Mas (e nestas merdas há sempre um "mas"), o chefe dos seguranças, o Sr. Charlie, Charlie para os amigos, pois conheciam-lhe a voz, viu o sucedido. Através daquele rádio com que andam os seguranças, em que toda a gente ouve o que eles comunicam entre si (tipo "sujeito suspeito a passar em frente á Zara, vestido com uma t-shirt branca e calças de ganga rotas nos glúteos e chapéu virado para a lua" e as pessoas todas que estão a passar em frente á Zara, olham em redor para descortinar quem é o "sujeito". E chegam-se ao pé dos seguranças e perguntam: “Será aquele senhor segurança?” ao que o Charlie5 responde: “Sim!” e as pessoas retorquem: ”Vai prendê-lo?” e o Charlie5 responde: “Nada mais posso dizer!”), grita “Charlie dirija-se ao gabinete central!” e, depois de muitas perguntas em jeito de confirmação será que sou eu o Charlie, visto que muitos deles trabalhavam lá há já muito tempo, esclarecida essa dúvida, Charlie lá foi.
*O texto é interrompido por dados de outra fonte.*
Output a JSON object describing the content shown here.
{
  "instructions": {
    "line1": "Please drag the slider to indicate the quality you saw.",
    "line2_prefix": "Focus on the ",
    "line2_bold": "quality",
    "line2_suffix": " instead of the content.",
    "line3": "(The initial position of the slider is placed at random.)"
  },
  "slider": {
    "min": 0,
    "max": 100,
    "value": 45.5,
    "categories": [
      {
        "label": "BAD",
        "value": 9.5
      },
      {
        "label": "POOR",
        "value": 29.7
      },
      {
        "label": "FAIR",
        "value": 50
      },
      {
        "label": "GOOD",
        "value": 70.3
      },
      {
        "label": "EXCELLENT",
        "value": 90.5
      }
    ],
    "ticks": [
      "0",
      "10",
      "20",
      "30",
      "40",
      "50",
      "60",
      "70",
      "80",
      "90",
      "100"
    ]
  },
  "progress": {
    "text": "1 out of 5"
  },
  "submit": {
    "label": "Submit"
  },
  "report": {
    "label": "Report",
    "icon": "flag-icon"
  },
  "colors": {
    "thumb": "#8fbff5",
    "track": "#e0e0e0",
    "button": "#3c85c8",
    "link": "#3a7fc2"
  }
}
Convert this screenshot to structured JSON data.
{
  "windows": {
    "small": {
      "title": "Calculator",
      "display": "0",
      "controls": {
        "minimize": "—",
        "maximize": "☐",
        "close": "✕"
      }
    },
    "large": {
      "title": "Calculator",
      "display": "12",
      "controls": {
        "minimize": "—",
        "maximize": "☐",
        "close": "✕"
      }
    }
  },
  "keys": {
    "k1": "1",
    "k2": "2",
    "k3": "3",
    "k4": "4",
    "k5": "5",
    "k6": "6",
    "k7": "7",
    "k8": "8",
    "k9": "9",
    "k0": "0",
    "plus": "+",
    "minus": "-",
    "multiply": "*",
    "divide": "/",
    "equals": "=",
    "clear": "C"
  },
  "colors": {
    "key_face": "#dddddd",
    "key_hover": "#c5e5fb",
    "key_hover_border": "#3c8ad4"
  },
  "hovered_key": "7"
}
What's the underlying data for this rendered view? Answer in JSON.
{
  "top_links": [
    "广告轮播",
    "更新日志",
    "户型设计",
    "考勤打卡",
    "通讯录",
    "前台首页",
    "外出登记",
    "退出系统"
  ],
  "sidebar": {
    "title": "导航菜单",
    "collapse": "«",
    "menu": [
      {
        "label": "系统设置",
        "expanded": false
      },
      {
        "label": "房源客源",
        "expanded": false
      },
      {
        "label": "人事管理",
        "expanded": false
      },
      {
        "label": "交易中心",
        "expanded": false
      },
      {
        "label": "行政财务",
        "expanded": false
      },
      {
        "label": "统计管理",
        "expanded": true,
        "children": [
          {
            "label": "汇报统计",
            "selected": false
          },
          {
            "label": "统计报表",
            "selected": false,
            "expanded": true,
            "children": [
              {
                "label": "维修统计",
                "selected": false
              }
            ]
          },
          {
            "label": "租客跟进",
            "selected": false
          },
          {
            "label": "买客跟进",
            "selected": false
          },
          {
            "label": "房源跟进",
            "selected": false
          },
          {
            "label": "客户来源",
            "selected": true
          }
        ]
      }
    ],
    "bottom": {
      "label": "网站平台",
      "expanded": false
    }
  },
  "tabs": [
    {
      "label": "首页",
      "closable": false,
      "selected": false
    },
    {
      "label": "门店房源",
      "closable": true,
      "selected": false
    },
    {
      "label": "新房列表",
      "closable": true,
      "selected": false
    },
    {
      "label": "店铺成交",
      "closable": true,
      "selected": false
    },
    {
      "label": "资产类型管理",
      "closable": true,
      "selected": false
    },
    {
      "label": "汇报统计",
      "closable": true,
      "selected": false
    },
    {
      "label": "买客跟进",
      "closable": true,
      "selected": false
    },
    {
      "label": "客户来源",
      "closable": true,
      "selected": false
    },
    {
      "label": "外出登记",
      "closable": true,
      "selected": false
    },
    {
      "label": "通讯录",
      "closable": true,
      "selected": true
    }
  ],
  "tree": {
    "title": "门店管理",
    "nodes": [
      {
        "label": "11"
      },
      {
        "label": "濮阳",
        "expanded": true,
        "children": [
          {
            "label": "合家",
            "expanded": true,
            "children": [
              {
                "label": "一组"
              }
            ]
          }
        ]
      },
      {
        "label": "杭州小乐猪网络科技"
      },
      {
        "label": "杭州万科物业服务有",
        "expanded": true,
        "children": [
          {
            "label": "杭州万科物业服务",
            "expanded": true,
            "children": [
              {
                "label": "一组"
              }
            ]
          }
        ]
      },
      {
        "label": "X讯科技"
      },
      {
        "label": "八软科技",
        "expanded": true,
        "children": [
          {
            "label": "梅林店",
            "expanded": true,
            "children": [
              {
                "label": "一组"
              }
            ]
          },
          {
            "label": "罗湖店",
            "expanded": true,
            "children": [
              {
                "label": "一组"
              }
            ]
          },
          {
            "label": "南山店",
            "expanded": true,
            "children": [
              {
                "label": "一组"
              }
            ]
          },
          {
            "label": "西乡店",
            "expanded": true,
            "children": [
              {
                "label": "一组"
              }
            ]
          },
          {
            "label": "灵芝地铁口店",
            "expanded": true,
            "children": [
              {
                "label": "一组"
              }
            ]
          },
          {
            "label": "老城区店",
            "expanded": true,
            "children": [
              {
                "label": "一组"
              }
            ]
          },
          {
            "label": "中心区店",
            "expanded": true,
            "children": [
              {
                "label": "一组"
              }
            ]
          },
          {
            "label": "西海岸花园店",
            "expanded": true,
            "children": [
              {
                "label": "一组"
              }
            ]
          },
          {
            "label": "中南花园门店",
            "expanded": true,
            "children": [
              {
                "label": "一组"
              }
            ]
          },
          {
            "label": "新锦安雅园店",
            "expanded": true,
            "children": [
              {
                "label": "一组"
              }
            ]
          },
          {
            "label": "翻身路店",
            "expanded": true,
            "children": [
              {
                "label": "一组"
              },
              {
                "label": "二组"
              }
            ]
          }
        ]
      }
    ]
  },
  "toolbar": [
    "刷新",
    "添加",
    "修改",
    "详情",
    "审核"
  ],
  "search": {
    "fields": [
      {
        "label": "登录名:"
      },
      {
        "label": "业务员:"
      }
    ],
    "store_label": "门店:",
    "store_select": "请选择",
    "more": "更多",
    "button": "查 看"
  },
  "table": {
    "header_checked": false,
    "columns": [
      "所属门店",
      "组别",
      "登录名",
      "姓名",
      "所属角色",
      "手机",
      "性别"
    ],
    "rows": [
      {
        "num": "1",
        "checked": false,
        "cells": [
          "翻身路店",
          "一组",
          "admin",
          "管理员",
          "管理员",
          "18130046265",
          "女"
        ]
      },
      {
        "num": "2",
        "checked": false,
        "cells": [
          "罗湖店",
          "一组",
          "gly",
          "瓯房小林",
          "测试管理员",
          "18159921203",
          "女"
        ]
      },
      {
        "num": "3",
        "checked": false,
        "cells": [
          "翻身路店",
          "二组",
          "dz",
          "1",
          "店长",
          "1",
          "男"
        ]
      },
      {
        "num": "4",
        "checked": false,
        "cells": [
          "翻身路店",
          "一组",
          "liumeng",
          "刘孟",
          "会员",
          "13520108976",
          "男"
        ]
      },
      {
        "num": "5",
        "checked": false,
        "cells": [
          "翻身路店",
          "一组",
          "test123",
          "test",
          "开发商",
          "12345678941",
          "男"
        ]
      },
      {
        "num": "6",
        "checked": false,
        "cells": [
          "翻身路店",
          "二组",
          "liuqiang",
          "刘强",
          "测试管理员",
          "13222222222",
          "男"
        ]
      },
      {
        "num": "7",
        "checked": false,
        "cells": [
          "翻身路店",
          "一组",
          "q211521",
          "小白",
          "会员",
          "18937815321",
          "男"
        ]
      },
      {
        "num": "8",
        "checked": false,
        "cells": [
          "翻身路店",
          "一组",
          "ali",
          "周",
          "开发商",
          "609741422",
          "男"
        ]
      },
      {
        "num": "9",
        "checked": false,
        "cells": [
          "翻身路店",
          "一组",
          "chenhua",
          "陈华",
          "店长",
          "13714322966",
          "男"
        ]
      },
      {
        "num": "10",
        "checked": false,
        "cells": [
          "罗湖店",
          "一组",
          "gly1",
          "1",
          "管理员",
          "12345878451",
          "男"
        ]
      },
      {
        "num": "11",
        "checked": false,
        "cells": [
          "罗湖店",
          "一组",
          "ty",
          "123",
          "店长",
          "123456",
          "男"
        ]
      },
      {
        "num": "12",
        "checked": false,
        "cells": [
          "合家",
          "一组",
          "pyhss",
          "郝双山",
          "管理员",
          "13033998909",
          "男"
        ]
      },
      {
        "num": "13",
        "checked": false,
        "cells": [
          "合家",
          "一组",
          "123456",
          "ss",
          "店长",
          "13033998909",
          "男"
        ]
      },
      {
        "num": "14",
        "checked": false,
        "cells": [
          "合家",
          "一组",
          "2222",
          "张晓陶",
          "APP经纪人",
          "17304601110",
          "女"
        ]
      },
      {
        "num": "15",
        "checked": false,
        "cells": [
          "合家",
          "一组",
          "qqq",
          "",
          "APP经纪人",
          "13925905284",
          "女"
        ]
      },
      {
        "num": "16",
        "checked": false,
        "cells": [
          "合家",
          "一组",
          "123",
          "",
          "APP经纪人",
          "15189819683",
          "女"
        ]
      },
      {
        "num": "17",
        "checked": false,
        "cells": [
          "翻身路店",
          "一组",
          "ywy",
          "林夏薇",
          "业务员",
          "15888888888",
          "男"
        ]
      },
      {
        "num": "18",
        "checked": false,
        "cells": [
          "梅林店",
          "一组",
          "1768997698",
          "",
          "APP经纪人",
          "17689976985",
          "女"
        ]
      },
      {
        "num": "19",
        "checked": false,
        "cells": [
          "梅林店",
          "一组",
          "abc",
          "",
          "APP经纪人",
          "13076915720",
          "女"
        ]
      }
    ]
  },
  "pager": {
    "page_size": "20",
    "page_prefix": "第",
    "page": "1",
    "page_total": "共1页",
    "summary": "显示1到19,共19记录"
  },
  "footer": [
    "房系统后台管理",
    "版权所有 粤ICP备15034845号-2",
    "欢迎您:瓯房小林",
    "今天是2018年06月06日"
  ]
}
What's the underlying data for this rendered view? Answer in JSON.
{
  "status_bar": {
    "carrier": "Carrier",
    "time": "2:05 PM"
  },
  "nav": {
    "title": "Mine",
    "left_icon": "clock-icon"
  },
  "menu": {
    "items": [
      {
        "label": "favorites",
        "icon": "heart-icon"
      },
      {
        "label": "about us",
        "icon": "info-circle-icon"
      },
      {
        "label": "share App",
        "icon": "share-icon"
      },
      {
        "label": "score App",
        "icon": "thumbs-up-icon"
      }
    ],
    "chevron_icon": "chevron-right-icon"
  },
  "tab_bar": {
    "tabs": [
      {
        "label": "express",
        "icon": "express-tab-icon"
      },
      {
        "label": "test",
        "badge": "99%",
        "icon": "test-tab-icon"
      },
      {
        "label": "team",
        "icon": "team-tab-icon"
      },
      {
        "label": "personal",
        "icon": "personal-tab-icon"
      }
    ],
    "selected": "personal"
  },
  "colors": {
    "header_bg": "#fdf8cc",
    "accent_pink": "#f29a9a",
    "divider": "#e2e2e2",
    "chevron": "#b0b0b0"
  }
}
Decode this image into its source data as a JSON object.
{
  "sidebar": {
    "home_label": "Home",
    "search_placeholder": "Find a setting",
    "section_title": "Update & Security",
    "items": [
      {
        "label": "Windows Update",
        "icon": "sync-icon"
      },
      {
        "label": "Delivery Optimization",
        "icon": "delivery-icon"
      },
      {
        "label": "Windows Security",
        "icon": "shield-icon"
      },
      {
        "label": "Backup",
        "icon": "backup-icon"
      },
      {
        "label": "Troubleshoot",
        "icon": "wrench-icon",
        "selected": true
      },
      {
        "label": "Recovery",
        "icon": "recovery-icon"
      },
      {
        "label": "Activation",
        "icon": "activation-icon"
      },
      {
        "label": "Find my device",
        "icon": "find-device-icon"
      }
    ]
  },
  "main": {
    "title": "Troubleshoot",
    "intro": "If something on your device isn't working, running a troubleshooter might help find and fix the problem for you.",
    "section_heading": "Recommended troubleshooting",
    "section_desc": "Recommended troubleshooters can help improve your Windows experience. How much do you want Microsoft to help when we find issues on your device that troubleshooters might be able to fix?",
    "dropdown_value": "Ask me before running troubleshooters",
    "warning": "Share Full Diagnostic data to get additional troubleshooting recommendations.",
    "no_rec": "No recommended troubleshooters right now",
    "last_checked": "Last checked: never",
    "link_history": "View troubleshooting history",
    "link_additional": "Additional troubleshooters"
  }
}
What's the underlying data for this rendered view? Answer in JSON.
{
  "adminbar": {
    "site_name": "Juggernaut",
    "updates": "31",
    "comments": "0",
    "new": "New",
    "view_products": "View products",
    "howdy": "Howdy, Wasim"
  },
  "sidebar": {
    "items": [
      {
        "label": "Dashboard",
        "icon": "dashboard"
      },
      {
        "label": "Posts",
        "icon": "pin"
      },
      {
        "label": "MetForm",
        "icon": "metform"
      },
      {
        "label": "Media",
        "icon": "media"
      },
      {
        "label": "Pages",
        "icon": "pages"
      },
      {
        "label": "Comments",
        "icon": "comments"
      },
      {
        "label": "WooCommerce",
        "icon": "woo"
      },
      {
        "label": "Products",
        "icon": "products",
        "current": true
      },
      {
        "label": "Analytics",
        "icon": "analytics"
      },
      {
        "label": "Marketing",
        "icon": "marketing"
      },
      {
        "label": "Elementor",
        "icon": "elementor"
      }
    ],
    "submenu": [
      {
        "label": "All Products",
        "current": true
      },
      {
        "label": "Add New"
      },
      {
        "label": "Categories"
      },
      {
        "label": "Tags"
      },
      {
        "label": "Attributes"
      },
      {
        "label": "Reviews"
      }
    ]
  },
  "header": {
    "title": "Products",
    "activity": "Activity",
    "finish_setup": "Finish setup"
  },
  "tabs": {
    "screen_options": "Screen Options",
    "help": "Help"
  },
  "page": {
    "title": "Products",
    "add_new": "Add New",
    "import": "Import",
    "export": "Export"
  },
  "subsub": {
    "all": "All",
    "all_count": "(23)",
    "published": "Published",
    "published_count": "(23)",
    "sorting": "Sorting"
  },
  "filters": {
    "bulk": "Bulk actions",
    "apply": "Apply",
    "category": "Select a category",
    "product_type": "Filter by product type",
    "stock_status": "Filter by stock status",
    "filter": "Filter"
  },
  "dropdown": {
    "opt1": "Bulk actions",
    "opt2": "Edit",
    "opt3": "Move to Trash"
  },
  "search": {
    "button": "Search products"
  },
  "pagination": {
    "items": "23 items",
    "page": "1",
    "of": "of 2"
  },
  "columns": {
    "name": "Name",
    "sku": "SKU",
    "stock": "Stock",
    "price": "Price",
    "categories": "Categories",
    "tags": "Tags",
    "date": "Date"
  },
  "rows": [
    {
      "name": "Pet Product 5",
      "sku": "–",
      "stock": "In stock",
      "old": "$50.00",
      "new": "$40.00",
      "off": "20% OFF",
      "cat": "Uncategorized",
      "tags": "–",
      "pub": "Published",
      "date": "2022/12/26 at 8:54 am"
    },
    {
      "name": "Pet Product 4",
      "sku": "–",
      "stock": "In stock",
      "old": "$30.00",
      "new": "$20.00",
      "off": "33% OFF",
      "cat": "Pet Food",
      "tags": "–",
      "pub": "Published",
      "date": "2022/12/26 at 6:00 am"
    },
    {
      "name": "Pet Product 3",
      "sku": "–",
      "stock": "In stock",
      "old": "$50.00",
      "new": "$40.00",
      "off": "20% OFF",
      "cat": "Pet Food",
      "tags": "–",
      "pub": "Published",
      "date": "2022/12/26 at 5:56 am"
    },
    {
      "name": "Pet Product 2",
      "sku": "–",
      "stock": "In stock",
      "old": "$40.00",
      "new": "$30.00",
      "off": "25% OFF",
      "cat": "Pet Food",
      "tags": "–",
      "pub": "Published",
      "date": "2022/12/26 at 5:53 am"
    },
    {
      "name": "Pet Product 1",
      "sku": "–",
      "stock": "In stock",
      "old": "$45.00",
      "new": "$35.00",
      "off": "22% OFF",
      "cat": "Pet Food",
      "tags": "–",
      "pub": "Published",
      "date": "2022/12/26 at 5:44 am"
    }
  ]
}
Entrando na sala, tem o chefe dos seguranças, o gerente do Modelo e o responsável pelo Centro Comercial, que interrompeu as suas férias, por causa deste incidente, reunidos para lhe darem a triste noticía. E o responsável pelo Centro Comercial lá iniciou o discurso dizendo que obviamente todos conhecíamos a senhora e sabíamos as dificuldades pelas quais a senhora passava. Mas a atitude dele como Charlie já antigo e respeitado foi tida como irresponsável. A atitude a tomar era interceptar a senhora e mostrar-lhe que sabíamos que ela estava a roubar e que desta vez passava, mas que para a próxima ela devia passar a ir lá e pedir se podíamos dar-lhe alguma coisa. Desta forma não deixávamos de contribuir de uma forma salutar para a realização pessoal de uma senhora com uma vida infeliz e doente e não incitávamos ao roubo.

Moral da história:
- Quiseste-te armar em santinho fudeste tudo. Chibavas-te e nada disto acontecia. Agora vais ser tu a andar a edir de porta em porta ou a roubar. Bem feito. Tens a mania que vocês são alguém. “Charlie chama…trhrtrhtrhtrthrthr” Devias passar foem meu boi” Mais não posso dizer!

PS - De salientar também que aquando da altura que tive esta ideia, estava no WC. Obviamente a defecar, que demora mais tempo.